After a few hair-raising auctions (assuming we can play more than once), all players should realize:

A higher bid means both less profit and more loss (depending on the outcome of the bidding),

A lower bid means both more profit and less loss (again, depending on the outcome),

and,

that the outcome is effectively random.

I can't prove this, but unless you can get into the minds of the other players, you really have no way of influencing the outcome of the auction. For example, consider the type of auction where the bidders write a single bid on a piece of paper. That guy could be bidding low, and the other guy could be bidding high. Who knows? Even in a open auction, where bidders yell out their bids and bidding wars occur, how can we know when the other guy will stop?

So, I think that the tendancy will be for lower bids in the long run.

Also, people were talking about bidding a dollar and breaking even just to spite the other guy.
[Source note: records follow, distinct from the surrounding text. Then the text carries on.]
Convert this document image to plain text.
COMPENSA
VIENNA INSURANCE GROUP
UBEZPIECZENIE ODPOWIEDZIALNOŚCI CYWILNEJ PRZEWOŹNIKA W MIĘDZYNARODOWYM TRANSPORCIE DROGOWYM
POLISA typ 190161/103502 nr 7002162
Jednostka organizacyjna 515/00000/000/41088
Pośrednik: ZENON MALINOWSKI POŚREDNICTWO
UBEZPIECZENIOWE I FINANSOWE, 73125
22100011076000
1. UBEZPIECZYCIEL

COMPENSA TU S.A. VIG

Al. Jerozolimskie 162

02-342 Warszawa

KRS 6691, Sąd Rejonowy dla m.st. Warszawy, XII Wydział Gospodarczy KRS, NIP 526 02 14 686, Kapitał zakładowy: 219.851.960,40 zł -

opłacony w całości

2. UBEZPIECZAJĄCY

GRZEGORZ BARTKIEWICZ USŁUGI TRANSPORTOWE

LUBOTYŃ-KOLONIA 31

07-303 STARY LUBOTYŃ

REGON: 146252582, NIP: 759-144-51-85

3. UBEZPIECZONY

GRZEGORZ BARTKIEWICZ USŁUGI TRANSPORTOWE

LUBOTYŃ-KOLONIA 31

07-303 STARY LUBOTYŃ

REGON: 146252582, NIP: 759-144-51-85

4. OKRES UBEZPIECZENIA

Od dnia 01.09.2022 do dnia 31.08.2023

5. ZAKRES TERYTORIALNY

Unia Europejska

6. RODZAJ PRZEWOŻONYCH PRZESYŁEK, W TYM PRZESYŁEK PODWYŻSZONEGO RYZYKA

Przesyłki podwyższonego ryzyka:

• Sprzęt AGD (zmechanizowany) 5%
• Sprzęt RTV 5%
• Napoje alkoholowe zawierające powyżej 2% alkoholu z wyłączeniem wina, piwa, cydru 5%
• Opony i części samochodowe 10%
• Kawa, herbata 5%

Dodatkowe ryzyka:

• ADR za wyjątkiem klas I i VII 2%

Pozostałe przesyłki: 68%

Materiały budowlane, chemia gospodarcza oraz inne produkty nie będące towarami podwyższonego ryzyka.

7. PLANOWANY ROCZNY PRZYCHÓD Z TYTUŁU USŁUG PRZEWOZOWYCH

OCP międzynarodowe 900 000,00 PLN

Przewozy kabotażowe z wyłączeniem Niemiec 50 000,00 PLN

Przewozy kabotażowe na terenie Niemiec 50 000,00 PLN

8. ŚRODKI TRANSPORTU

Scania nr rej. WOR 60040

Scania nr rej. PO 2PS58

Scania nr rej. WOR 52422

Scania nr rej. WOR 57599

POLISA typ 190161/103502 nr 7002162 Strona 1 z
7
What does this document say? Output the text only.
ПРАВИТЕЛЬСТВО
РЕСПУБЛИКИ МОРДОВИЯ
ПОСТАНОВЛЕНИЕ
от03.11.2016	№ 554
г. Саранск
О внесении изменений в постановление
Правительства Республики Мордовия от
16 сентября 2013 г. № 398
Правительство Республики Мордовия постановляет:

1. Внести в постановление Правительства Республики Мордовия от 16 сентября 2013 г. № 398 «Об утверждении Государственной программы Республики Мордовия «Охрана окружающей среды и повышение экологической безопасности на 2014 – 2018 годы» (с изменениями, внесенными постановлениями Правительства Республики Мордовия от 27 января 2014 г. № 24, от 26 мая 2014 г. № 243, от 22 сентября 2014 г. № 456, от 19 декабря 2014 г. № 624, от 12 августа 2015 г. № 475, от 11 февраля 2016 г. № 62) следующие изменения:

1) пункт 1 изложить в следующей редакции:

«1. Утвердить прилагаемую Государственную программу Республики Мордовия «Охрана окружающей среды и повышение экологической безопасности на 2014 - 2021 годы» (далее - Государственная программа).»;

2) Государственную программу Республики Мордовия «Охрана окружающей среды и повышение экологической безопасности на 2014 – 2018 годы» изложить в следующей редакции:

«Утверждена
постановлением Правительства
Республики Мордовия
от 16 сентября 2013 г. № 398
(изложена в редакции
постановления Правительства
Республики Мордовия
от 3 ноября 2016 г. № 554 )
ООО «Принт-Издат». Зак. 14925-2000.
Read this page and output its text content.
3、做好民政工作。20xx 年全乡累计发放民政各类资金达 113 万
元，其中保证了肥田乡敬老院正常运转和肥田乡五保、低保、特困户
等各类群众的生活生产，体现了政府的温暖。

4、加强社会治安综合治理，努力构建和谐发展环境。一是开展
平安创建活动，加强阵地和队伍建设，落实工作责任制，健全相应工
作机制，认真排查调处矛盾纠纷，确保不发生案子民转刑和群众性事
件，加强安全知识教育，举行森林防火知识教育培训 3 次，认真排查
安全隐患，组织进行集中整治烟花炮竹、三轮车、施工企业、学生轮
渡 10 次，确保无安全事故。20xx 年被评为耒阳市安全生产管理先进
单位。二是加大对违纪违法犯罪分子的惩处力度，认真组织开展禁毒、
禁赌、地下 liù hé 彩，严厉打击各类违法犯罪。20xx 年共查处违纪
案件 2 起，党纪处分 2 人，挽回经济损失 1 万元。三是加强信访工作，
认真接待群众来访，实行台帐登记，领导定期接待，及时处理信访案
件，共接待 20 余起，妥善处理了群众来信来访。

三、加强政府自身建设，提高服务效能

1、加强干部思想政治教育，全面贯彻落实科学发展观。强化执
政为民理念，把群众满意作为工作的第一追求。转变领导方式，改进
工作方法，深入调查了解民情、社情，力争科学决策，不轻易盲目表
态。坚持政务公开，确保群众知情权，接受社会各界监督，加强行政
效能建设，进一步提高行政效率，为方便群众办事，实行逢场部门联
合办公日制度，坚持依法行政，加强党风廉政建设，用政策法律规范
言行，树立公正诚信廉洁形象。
Seriously, if the other guy faces losing 90 cents, why wouldn't he bid $1.10 to win the auction and reduce his loss to 10 cents. Actually, any bidding war supports the argument that the outcome is random. He bids $1.10 and now you face losing $1.00, so you bid $1.20 (cut your loss to 20 cents). This goes up and up until the difference between winning and losing is negelgible. Finally, you pay $8000 for $1, and he's out $7999 for losing. Where does the bidding eventually stop? Who knows? Random outcome.